Diesem entsprechend erklärte der Staatsanwalt, dass „Tarik“ unaufhörlich Straftaten begangen habe seit er in Deutschland ist. Gewalttätig, rücksichtslos und gefährlich sei er. Nur mit einer Einheitsjugendstrafe von drei Jahren könne man diesem jungen Mann möglicherweise beikommen. Der Usbeke dagegen sei bislang noch niemals als Straftäter aufgefallen. Jedoch sei dessen Tat in solcher Weise brutal gewesen, dass man bei ihm „schädliche Neigungen“ nicht ausschließen könne. Mit einer sogenannten Vorbewährung nach Jugendgerichtsgesetz müsse er nun eineinhalb Jahre unter Beweis stellen, dass er straffrei lebe. Andernfalls müsse ihm dann doch der Prozess gemacht werden.

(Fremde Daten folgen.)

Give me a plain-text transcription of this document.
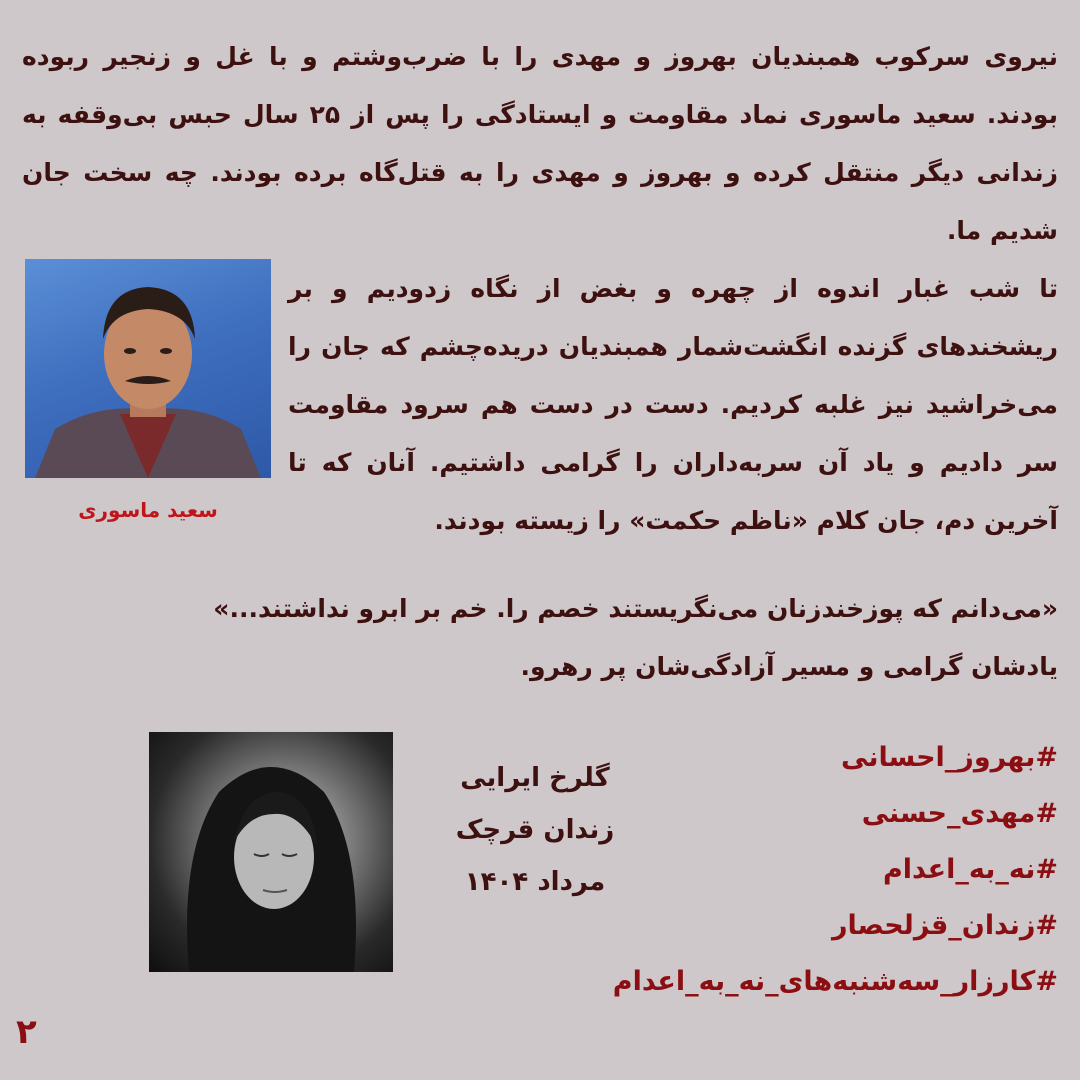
نیروی سرکوب همبندیان بهروز و مهدی را با ضرب‌وشتم و با غل و زنجیر ربوده بودند. سعید ماسوری نماد مقاومت و ایستادگی را پس از ۲۵ سال حبس بی‌وقفه به زندانی دیگر منتقل کرده و بهروز و مهدی را به قتل‌گاه برده بودند. چه سخت جان شدیم ما.

سعید ماسوری

تا شب غبار اندوه از چهره و بغض از نگاه زدودیم و بر ریشخندهای گزنده انگشت‌شمار همبندیان دریده‌چشم که جان را می‌خراشید نیز غلبه کردیم. دست در دست هم سرود مقاومت سر دادیم و یاد آن سربه‌داران را گرامی داشتیم. آنان که تا آخرین دم، جان کلام «ناظم حکمت» را زیسته بودند.

«می‌دانم که پوزخندزنان می‌نگریستند خصم را. خم بر ابرو نداشتند...»
یادشان گرامی و مسیر آزادگی‌شان پر رهرو.
گلرخ ایرایی
زندان قرچک
مرداد ۱۴۰۴
#بهروز_احسانی
#مهدی_حسنی
#نه_به_اعدام
#زندان_قزلحصار
#کارزار_سه‌شنبه‌های_نه_به_اعدام
۲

„Tariks“ Verteidiger beklagte nicht, dass dieser keine Hilfe bekommen, sondern diese leider bislang nicht angenommen habe. Fraglos habe sein Mandant auch ein Alkoholproblem, das der Behandlung bedürfe. Unter Einbeziehung der in vorherigen Verhandlungen ausgesprochenen Strafen beantragte er eine Einheitsjugendstrafe von zwei Jahren und sechs Monaten. Die Verteidigerin des usbekischen Afghanen stimmte der Beurteilung des Staatsanwaltes zu und beantragte ebenfalls ein Urteil nach dem Jugendgerichtsgesetz.

In seinem „letzten Wort“ wies „Tarik“ laut schluchzend nochmals auf seine großen Schwierigkeiten hin und sein bisher problematisch verlaufenes Leben. Er tat sich unübersehbar selber leid, von Reue oder Einsicht kaum eine Spur.

14 Tage in den

Warn-Arrest

Das Jugendschöffengericht unter dem Vorsitz von Richter Hans-Peter Kuchenbaur verwies in seinem Urteil über ihn darauf, dass er sich in zweifach offener Bewährung befunden habe, sodass eine weitere bedingte Strafe nunmehr unmöglich sei. Zwei Jahre und neun Monate lautete das Urteil für „Tarek“.

Der zweite Angeklagte kam mit der beantragten Vorbewährung davon, muss aber einen 14-tägigen, sogenannten Warnschuss-Arrest verbüßen und darüber hinaus 80 Stunden gemeinnützige Arbeit leisten, beschied das Gericht.